Heat at 00 ° C for 7 minutes. After heating, the mixture is cooled in ice water, 5 ml of acetic acid and 2 ml of the above-mentioned p-dimethylaminobenzaldehyde solution are added, stirred and left at 37 ° C. for 20 minutes, and then the absorbance at 585 nm is measured using a colorimeter.

e)作用適温の範囲: 至適温度:37℃付近 作用温度:20〜50℃ ヒアルロニダーゼSD−678を前記の力価測定法の反応温
度を所定の温度に変えて10分間反応させ、それぞれの温
度での酵素活性を測定した。ヒアルロニダーゼSD−678
の至適温度は37℃付近であり、作用適温の範囲は20〜50
℃である。e) Optimum temperature range of action: Optimum temperature: around 37 ° C Action temperature: 20 to 50 ° C Hyaluronidase SD-678 is reacted for 10 minutes by changing the reaction temperature of the above titration method to a predetermined temperature and reacting at each temperature. The enzyme activity was measured. Hyaluronidase SD-678
The optimum temperature is around 37 ℃, and the optimum temperature range for action is 20-50
℃.

f)pH、温度などによる失活の条件: i)ヒアルロニダーゼSD−678をpH4.5のエチレンジアミ
ン−酢酸緩衝液中、37℃で15分間放置することにより約
80%失活する。f) Conditions for inactivation due to pH, temperature, etc .: i) Hyaluronidase SD-678 is allowed to stand for about 15 minutes at 37 ° C in an ethylenediamine-acetic acid buffer of pH 4.5 for about 15 minutes.
80% deactivated.

ii)ヒアルロニダーゼSD−678をpH7.2のリン酸緩衝液
中、80℃で30分間放置することにより約100%失活す
る。ii) Hyaluronidase SD-678 is inactivated by about 100% by allowing it to stand at 80 ° C for 30 minutes in phosphate buffer of pH 7.2.

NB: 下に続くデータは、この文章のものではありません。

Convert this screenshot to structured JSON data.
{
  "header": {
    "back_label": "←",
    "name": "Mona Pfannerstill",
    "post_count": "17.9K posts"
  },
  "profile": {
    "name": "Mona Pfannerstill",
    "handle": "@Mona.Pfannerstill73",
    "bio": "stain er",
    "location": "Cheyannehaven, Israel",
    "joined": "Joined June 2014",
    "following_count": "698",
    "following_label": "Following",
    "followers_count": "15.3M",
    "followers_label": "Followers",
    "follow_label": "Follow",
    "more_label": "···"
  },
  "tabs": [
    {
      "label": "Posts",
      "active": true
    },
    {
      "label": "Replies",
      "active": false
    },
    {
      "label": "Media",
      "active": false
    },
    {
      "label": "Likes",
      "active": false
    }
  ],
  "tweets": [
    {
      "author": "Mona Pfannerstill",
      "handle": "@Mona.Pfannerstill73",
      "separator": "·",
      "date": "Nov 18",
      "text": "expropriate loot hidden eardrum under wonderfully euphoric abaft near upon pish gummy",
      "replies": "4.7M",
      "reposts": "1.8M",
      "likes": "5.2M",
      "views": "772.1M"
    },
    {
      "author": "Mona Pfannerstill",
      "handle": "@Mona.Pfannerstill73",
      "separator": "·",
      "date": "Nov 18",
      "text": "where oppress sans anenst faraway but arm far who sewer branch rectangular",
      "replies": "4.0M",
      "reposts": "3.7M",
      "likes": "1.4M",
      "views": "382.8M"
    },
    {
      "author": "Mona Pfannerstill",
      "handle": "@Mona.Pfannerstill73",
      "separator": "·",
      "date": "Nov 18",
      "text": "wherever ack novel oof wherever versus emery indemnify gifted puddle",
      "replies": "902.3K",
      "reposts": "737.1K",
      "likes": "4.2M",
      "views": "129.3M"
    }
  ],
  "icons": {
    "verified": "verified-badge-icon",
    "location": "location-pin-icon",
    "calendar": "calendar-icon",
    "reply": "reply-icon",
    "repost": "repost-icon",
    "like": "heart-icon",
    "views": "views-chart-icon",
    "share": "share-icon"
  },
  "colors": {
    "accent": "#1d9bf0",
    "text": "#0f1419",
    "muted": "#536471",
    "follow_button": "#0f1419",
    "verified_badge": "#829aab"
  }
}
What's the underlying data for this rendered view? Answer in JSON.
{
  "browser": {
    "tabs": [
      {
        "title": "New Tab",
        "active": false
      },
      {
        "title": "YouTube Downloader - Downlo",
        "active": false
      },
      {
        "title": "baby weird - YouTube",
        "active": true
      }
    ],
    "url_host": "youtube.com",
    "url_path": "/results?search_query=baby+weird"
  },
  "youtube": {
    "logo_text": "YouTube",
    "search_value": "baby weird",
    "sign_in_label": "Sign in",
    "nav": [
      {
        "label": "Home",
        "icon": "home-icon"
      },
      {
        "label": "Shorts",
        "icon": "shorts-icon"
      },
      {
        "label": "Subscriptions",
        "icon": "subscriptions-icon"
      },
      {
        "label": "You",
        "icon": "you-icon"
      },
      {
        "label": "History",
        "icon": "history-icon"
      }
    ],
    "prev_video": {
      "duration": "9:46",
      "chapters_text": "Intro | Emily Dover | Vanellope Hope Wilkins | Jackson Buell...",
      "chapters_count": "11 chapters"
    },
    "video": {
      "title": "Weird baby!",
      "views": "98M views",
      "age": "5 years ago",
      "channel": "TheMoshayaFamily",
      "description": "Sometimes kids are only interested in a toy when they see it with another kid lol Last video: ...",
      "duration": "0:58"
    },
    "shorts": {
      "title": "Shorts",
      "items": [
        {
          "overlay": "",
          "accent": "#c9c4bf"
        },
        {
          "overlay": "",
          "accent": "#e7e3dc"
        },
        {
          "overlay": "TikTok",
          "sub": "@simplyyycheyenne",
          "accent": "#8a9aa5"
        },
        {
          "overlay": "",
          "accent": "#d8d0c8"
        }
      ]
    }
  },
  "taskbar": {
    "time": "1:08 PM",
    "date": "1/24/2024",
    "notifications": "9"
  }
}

iii)ヒアルロニダーゼSD−678を50mMの亜硫酸ナトリウ
ム、システイン又はメルカプトエタノールを含むpH6.5
のリン酸緩衝液中、37℃で10分間放置することにより約
100%失活する。iii) Hyaluronidase SD-678 containing 50 mM sodium sulfite, cysteine or mercaptoethanol at pH 6.5.
In phosphate buffer solution at 37 ℃ for 10 minutes
100% deactivated.

g)阻害および安定化: i)各種金属の塩化塩をヒアルロニダーゼSD−678に加
えて、前記の力価測定法で活性を測定したところ、50mM
の金属イオン濃度での主な阻害金属イオンはFe2+、C
u2+、Pb2+、Hg2+で、これらは90%以上阻害する。ま
た、Zn2+は約80%、Cd2+は約40%阻害する。g) Inhibition and Stabilization: i) Chloride salts of various metals were added to hyaluronidase SD-678, and the activity was measured by the above titration method.
Fe 2+ , C are the main inhibitory metal ions at various metal ion concentrations.
u 2+ , Pb 2+ and Hg 2+ inhibit these by 90% or more. In addition, Zn 2+ inhibits about 80% and Cd 2+ inhibits about 40%.

ii)ヒアルロニダーゼSD−678 5単位を0.05Mリン酸緩
衝液(pH6.2)1mlに溶解した液およびヒアルロニダーゼ
SD−678 5単位と牛血清アルブミン0.25mg又はゼラチ
ン0.25mgとを0.05Mリン酸緩衝液(pH6.2)1mlに溶解し
た液を4℃に5日間放置し、その残存活性を測定すると
き、牛血清アルブミン又はゼラチンを添加した液の残存
活性は約95%であるが、無添加の液の残存活性は約25%
であり、ヒアルロニダーゼSD−678は牛血清アルブミン
又はゼラチンの添加により安定化する。ii) Hyaluronidase SD-678 5 units dissolved in 1 ml of 0.05M phosphate buffer (pH 6.2) and hyaluronidase
When 5 units of SD-678 and 0.25 mg of bovine serum albumin or 0.25 mg of gelatin were dissolved in 1 ml of 0.05M phosphate buffer (pH 6.2), the solution was allowed to stand at 4 ° C for 5 days, and its residual activity was measured. The residual activity of the solution containing bovine serum albumin or gelatin is about 95%, but the residual activity of the solution without addition is about 25%.
And hyaluronidase SD-678 is stabilized by the addition of bovine serum albumin or gelatin.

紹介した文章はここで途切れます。